STORY UPDATE: As of Jan. 1, the reporting threshold for business transactions processed through any cash apps is $600. An FAQ from the IRS is available here.
Beginning Jan. 1, 2022, people who use cash apps like Venmo, PayPal and Cash App are required to report income that totals more than $600 to the Internal Revenue Service.
VERIFY previously reported on the change in September, when social media users were criticizing the IRS and the Biden administration for the change, some claiming a new tax would be placed on users who use those apps to process payments.
After the change was made, a revision proposal was introduced to up the reporting threshold to $10,000 for income made via cash app, but that proposal was never passed into law.
THE QUESTION
VERIFY viewer Tina asked: "Next year will I be sent a 1099 for using money apps like Venmo or Zelle after $600 worth of money has been sent to me?”
THE SOURCES
- Steve Rosenthal, senior fellow at the Urban-Brookings Tax Policy Center at the Urban Institute
- David Super, a tax law professor at Georgetown University
- The Department of Treasury
THE ANSWER
Yes, you will receive a 1099-K form next year if you receive more than $600 on an app. This only applies for income that would normally be reported to the IRS anyway. Current tax law requires anyone to pay taxes on income over $600, regardless of where it comes from.
The taxes don’t apply to friends and family transactions, like rent payments or dinner reimbursements.
WHAT WE FOUND
The American Rescue Plan Act of 2021 modifies the IRS reporting requirement from $20,000 in aggregate payments and 200 transactions to a threshold of $600 in aggregate payments, with no minimum transaction number. The new rule went to effect on Jan. 1, 2022 and the first 1099-K forms for people who meet the lower $600 threshold will be sent in 2023.
This reporting using third-party applications, like Cash App, Venmo, or PayPal, only applies to goods and services, not personal payments, like if someone paid you back for a dinner.
An IRS explainer on the third-party transactions can be found here.
David Super, a tax law professor at Georgetown University, told VERIFY in an email: “This proposal does not change what is taxable or what is deductible. It merely seeks to achieve more honest reporting about what income is received and what deductible expenses are made.”
“If one is receiving money from a friend or family member as a gift or as a reimbursement, the effect is likely to be the same: no countable income. If, on the other hand, one is using the cash app to receive the proceeds of a business, those business receipts would need to be reported as such,” Super said.
Steve Rosenthal, a senior fellow at the Urban-Brookings Tax Policy Center at the Urban Institute, told VERIFY that Congress had been expanding information reporting for the gig economy for payments made for services using cash apps. For people using these applications, they would receive an information report and 1099-K to report any earned income.
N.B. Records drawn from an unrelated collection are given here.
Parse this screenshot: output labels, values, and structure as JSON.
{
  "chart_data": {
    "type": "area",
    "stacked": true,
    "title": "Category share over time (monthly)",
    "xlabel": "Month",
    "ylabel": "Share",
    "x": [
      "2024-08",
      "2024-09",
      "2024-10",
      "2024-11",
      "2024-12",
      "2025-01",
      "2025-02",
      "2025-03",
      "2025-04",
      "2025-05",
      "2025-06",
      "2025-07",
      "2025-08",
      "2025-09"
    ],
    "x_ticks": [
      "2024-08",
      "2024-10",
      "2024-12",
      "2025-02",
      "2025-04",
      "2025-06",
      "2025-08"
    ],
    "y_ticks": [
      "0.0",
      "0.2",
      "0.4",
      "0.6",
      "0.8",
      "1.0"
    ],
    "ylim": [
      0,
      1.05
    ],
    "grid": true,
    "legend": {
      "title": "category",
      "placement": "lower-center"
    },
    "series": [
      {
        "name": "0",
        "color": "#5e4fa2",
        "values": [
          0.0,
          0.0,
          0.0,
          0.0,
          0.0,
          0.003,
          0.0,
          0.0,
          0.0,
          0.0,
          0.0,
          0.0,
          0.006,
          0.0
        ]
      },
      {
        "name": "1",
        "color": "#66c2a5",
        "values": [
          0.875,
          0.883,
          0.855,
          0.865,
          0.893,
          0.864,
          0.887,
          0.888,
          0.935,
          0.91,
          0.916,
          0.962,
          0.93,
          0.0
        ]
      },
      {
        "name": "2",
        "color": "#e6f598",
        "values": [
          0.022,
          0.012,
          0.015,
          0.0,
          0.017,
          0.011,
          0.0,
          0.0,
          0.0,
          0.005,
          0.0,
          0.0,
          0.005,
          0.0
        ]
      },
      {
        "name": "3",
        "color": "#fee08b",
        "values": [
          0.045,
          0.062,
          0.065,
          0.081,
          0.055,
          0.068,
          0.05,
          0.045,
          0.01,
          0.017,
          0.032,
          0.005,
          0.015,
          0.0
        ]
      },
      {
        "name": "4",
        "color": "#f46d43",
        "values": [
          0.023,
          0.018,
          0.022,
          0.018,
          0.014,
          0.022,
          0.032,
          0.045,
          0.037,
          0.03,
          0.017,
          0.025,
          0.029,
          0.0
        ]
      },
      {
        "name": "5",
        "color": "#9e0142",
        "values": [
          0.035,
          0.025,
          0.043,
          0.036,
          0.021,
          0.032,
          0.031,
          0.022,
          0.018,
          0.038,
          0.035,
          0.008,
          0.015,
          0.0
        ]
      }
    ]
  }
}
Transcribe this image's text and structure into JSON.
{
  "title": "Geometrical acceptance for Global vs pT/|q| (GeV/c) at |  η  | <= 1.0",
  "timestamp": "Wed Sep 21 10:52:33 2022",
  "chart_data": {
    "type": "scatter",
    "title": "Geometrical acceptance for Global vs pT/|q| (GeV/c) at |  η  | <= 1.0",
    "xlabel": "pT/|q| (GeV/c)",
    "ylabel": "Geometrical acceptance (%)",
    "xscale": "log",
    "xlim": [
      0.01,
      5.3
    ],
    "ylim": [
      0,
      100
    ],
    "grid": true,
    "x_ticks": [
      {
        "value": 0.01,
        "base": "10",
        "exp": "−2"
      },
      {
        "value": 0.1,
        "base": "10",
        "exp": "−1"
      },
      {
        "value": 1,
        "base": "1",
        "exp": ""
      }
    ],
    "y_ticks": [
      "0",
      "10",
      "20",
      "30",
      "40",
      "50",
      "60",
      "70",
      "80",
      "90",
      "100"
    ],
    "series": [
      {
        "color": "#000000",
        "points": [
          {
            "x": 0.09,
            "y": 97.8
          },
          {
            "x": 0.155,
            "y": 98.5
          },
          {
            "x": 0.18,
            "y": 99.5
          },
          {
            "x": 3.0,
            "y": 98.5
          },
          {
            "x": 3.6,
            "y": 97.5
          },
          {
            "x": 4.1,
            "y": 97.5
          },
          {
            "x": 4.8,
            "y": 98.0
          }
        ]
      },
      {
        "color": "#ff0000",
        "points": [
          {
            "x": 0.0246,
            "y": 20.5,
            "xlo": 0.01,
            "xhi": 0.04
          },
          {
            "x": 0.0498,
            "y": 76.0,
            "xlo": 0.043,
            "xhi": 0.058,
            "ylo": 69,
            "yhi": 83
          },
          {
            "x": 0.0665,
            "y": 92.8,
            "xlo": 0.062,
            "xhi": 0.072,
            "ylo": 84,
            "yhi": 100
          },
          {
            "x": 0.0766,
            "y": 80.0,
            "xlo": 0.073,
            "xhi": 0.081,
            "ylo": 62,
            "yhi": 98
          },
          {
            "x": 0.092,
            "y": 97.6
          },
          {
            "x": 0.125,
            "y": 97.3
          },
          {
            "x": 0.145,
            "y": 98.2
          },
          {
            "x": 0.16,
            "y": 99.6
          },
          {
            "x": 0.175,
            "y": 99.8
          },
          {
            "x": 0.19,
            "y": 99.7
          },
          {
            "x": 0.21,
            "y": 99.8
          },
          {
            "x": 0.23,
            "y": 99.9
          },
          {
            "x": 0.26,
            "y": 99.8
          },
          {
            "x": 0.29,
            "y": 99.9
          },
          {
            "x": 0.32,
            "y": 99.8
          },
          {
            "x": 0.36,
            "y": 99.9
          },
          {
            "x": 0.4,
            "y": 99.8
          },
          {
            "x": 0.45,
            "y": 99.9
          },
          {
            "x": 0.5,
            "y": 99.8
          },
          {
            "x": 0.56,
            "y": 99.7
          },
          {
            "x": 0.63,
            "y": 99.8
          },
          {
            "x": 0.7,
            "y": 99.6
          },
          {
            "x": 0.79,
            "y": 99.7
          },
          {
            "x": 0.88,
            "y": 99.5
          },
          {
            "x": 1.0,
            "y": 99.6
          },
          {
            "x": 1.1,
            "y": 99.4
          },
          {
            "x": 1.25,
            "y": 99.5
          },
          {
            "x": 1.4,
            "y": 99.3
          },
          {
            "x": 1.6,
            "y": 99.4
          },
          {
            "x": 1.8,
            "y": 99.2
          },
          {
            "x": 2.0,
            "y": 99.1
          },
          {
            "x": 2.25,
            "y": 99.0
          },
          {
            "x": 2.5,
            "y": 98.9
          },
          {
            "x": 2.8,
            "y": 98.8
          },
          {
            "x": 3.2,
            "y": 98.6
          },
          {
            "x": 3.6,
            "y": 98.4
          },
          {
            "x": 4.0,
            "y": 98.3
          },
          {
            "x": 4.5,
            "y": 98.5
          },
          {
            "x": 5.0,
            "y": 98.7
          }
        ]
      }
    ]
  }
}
“Venmo, for instance, should give you an information report and tell the IRS, likewise, that you received a substantial amount of receipts, as well as engage in a substantial number of transactions. Next year, Congress lowered the threshold to $600. So many more people will be receiving information reports from Venmo and other cash facilities,” Rosenthal said.
“That does not mean just because you receive an information report that you have taxable income, you may not have any gains on say, a transaction that was a sale, or maybe just a personal transaction and not per se, an income producing transaction,” he added. “Like my wife often receives Venmo payments from some of her girlfriends for groceries, and she makes those payments. And so that wouldn’t result in any income. And even if my wife got such a form, she could ignore it.”
He said the IRS only audits a tiny fraction of taxpayers, and that will continue. But if someone is getting a steady stream of money through a cash app, and it looks like it’s for retail or income, then “that will make that unreported business income more visible to the IRS.”
“The primary hope is that businesses will voluntarily report their income accurately once their receipts are more openly documented,” he said.